Can I retire on $15,000 a month with Social Security on top?
If Social Security pays you, say, $2,000 per month, your portfolio only needs to produce $13,000 per month — which cuts the 4% savings target from $4,500,000 to about $3,900,000. Funding the gap, not the whole budget, is what your savings are for.
Why do I need 25 times my annual spending?
Withdrawing 4% per year is the same as holding 25 years' worth of spending (100 ÷ 4 = 25). The portfolio is invested while you draw it down, so growth replaces part of what you withdraw — historically enough to make $4,500,000 last 30 years or more at this spending level in most scenarios.
Is $15,000 a month a realistic retirement budget?
US household spending in retirement averages roughly $5,000 per month (BLS, households 65+), but the spread is wide: housing status, healthcare, and location dominate. Build the budget bottom-up from your own expenses, then use the multiplier to size the portfolio.
Should taxes change my target?
Yes, if your savings are mostly pre-tax.
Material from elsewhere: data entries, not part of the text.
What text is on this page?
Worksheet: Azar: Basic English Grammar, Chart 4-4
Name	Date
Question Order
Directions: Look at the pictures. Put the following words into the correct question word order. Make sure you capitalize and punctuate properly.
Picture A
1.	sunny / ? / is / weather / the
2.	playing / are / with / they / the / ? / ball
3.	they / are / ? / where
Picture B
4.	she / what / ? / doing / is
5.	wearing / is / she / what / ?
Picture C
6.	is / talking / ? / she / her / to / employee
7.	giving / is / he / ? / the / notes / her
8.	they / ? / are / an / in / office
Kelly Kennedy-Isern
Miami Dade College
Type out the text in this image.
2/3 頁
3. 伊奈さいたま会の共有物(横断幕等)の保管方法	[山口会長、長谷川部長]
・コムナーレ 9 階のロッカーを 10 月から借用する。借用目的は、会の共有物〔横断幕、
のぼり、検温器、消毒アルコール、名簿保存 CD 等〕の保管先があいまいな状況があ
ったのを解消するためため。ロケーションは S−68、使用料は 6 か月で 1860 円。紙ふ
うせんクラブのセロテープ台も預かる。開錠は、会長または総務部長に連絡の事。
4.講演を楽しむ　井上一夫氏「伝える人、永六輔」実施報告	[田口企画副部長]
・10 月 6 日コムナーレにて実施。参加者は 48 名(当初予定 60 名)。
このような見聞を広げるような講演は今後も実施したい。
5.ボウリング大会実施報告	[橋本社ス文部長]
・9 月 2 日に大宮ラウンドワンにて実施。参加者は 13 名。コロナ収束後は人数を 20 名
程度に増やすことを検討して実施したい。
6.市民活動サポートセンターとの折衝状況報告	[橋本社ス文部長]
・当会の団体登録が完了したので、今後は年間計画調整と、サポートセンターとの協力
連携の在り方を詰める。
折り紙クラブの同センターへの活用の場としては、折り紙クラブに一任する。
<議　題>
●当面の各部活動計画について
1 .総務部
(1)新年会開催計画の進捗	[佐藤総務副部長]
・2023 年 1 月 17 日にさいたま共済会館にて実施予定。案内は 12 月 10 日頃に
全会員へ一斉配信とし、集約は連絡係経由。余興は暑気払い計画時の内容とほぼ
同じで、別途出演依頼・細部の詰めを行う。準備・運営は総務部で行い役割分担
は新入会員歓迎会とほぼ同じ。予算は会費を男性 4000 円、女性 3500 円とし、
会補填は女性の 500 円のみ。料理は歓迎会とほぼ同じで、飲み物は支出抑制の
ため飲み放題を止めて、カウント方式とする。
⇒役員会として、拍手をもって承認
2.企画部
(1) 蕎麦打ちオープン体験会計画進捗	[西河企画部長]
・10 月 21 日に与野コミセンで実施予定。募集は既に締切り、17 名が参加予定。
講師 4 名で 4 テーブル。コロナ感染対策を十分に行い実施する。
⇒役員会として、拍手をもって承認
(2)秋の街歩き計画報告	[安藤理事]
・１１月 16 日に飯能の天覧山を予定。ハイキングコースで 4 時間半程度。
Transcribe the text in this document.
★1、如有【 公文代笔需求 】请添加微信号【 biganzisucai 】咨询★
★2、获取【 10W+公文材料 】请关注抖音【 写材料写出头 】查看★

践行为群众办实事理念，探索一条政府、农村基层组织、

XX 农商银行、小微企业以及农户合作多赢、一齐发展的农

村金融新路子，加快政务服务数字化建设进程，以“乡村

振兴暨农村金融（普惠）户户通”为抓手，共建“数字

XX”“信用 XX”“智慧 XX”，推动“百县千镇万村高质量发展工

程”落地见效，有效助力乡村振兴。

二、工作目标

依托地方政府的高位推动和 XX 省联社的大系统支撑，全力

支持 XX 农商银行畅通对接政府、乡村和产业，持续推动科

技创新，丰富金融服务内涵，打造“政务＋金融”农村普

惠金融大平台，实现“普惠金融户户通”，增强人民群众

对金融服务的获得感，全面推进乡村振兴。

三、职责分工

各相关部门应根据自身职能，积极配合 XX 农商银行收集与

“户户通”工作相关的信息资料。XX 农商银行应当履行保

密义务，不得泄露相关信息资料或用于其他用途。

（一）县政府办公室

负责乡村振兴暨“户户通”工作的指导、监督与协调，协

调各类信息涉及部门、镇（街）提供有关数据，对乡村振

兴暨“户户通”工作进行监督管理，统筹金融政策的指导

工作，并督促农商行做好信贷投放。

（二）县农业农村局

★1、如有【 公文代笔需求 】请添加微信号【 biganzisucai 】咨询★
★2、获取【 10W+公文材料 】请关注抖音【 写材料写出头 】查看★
If you need $15,000 per month after tax and expect an effective tax rate of around 15% on withdrawals, you really need about $17,647 per month pre-tax — which raises the 4% target to roughly $5,294,118. Roth balances need no such adjustment.
What if I want to retire early?
A retirement of 40+ years argues for a withdrawal rate below 4%. At 3.5% the target for $15,000 per month is about $5,142,857, and at 3% about $6,000,000. Early retirees also need a plan for healthcare and for bridging the years before Social Security.